Norepinephrine use at extubation in critically ill patients with obesity: a cohort study with multicenter validation

Category Primary study
JournalIntensive Care Med.
Year 2025
PURPOSE: The aim of this study was to assess whether norepinephrine at the time of extubation increases reintubation rates in critically ill patients with obesity. METHODS: The initial step was to analyze data that had been collected prospectively, using a retrospective approach-defined as the main cohort. Then, we validated our findings using data from a multicenter randomized-controlled trial (validation cohort). The primary objective was to compare reintubation within 7 days, between patients with norepinephrine and without norepinephrine at the time of extubation. The secondary objective was to assess norepinephrine doses at extubation, normalized to body weight. RESULTS: Among the 3186 patients included in the main cohort, 837 had obesity. Among them, 213 (25%) were extubated with norepinephrine, with a median norepinephrine dose at extubation of 0.6 mg/h of absolute value which corresponds to 0.097 (0.04-0.17) µg/kg/min of real body weight. No significant difference in reintubation rates was observed between patients extubated with norepinephrine (16%) and those without (17%, p = 0.85).
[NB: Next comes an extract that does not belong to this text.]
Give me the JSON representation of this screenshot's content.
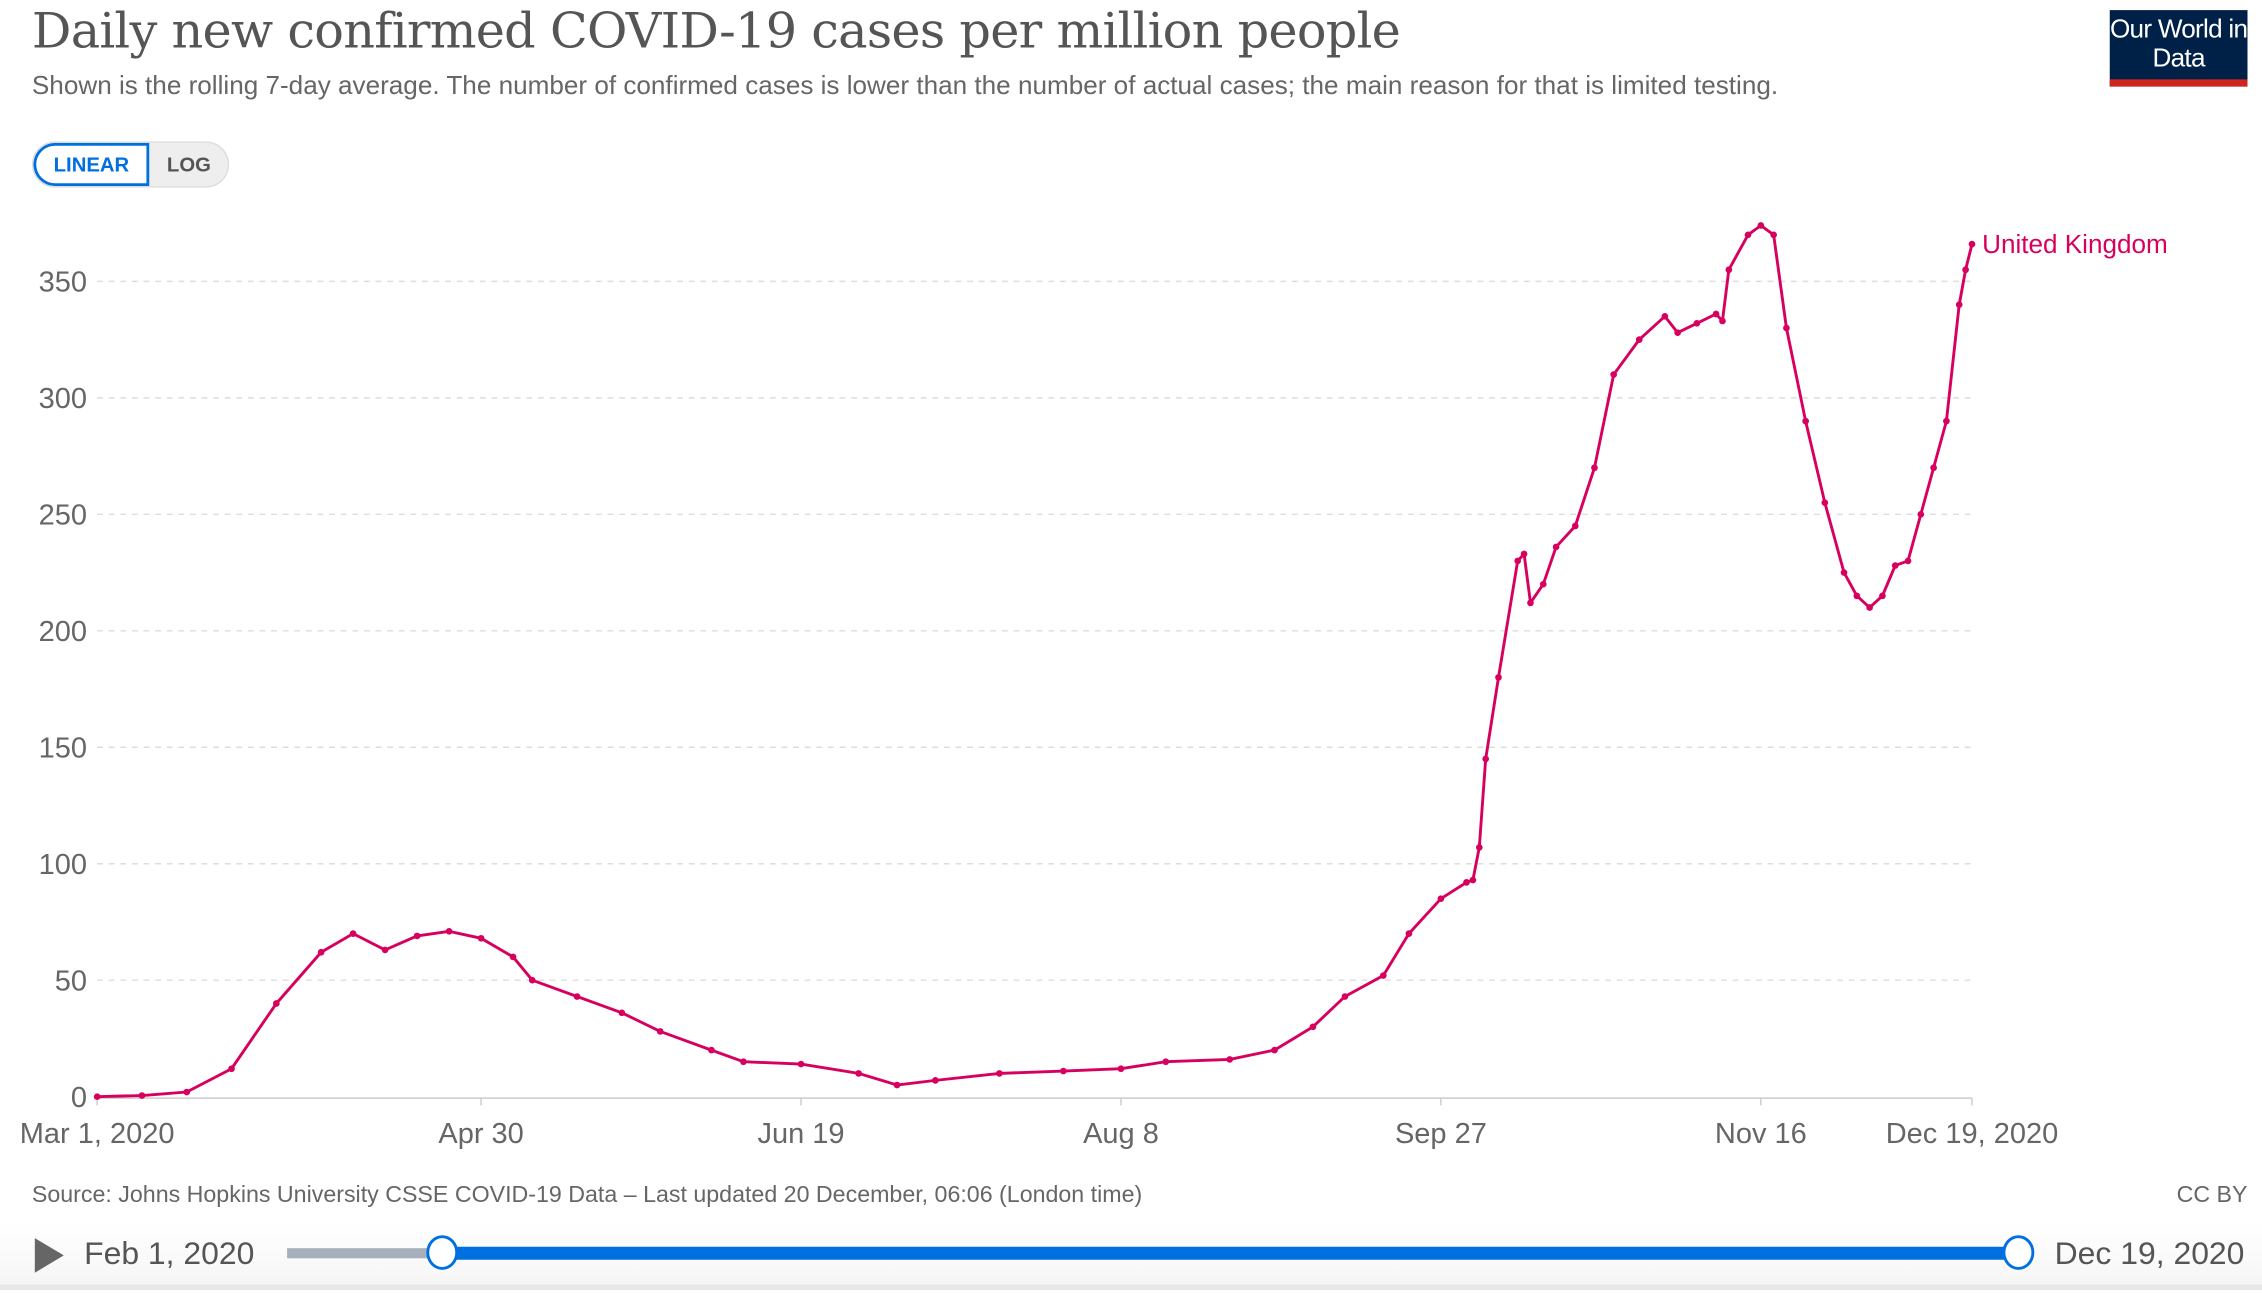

Among the 656 patients with obesity in the validation cohort, we observed similar results, with a reintubation rate of 18% in those extubated with norepinephrine and 15% in those without (p = 0.45). Similar results were observed in the 2349 patients without obesity. INTERPRETATION: In critically ill patients with obesity, the use of norepinephrine at the time of extubation did not significantly increase the reintubation rates. CLINICAL TRIAL REGISTRATION: NCT04014920 for the validation cohort.